By Daniel Storey
When I was introduced to homeless outreach, I was warned that positive results were few and far between. In Hong Kong, I attend a weekly outreach in a large park where dozens of homeless take shelter. In the time I’ve been there many faces have come and gone. In most cases I’m not sure where people who leave end up, but I distinctly recall three people who died. I only recall one person who I’m certain went on to receive housing.
Recalling examples of people who have found faith is also difficult. There are a few encouraging exceptions. One outreach volunteer used to be homeless himself but now has housing, a family, strong faith and great compassion for those in his past condition. A few women from low-income families who volunteer also believe, although their struggles with mental health and frequent arguments make their faith difficult to see.
When compared to numerous others for whom positive changes have not been forthcoming, these encouraging exceptions seem to pale into insignificance.
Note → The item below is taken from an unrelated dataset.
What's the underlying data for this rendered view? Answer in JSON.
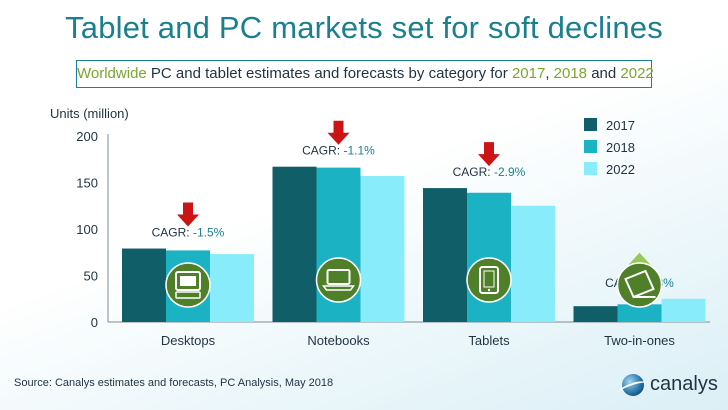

However, the point of outreach has never been positive results. Many of the volunteers have been coming consistently for much longer than me, and Brother Chau, who leads the outreaches, has been doing so for over 10 years. He would say that the reason for outreach is that God loves the homeless and has commanded us to serve them regardless of how they receive His love and whether positive changes occur in their lives.
In this way, homeless outreach has taught me about God’s unconditional love. People on the street are often rejected by society and so far gone from normalcy that they feel hopeless about the future. In this sense they are very different to us, but in a greater sense we are very similar. We are all justly rejected by God for our sins and are so far gone in our sinfulness that we are powerless to earn our way back into God’s good books. Their reality on a social level is our shared reality on a spiritual level. Despite our sinfulness, God loves us and offers us a path to salvation through faith in Jesus Christ (John 3:16). He continues to love no matter how unlovable we are and however long it takes for us to love Him back, even if we never do. Our persistence in showing up for outreach and serving the homeless with or without positive results is a small reflection of the unconditional and boundless love God has for them.
Outreach has also taught me that the gospel is the greatest gift we can offer anyone. On outreach, what we offer the homeless in practical terms is very negligible, often no more than a drink and a light snack. At first glance, our presence seems pointless in the face of serious problems like poverty, unemployment, addiction, mental illness, family estrangement and so on. However, our shared spiritual reality with the homeless also means that we share a fundamental need – salvation from the power of sin and the just condemnation of God. We all need the Bread of Life more than the food that perishes (John 6:27) and the building from God more than the earthly tent that passes away (2 Corinthians 5:1). This does not diminish the importance of meeting the physical needs of the homeless, but it means that whether we can help physically or not, we have something to give. In Acts 3:6, Peter says to a lame beggar, “I have no silver and gold, but what I do have I give to you. In the name of Jesus Christ of Nazareth, rise up and walk!” Our greatest gift to the homeless is the gospel of Jesus Christ, which may or may not change their immediate circumstances, but will fulfil their fundamental need of salvation and secure their eternal life and joy.
We have a lot in common with the homeless. They are like us but with less cosmetics, and their material poverty is a reflection of the spiritual poverty we all share. The response this should stir in us is captured in the humble words of pastor Mick Fleming which I heard this morning on the news: “I love the poor, because I know I am the poor, and as long as I breathe, I’ll serve the poor.” I will close with a simple rendition of the gospel which we all desperately need. God created us in His image that He might be glorified in our reflection of His character and our satisfaction in His provision (Genesis 1:27). But all of us have rebelled against God and sinned by failing to love, trust, thank, treasure or obey Him as we ought (Romans 3:23). Therefore, we deserve and are destined for eternal punishment for our sins, yet in His boundless mercy, God sent His only Son Jesus Christ to bear our punishment in His death (Romans 6:23). On the third day, He rose from the dead, so that all who believe in Him as Lord and Saviour receive forgiveness for their sins and eternal life in the kingdom of God, welcomed as His beloved children (Romans 10:9).
Daniel is a second year studying Psychology at Queens College.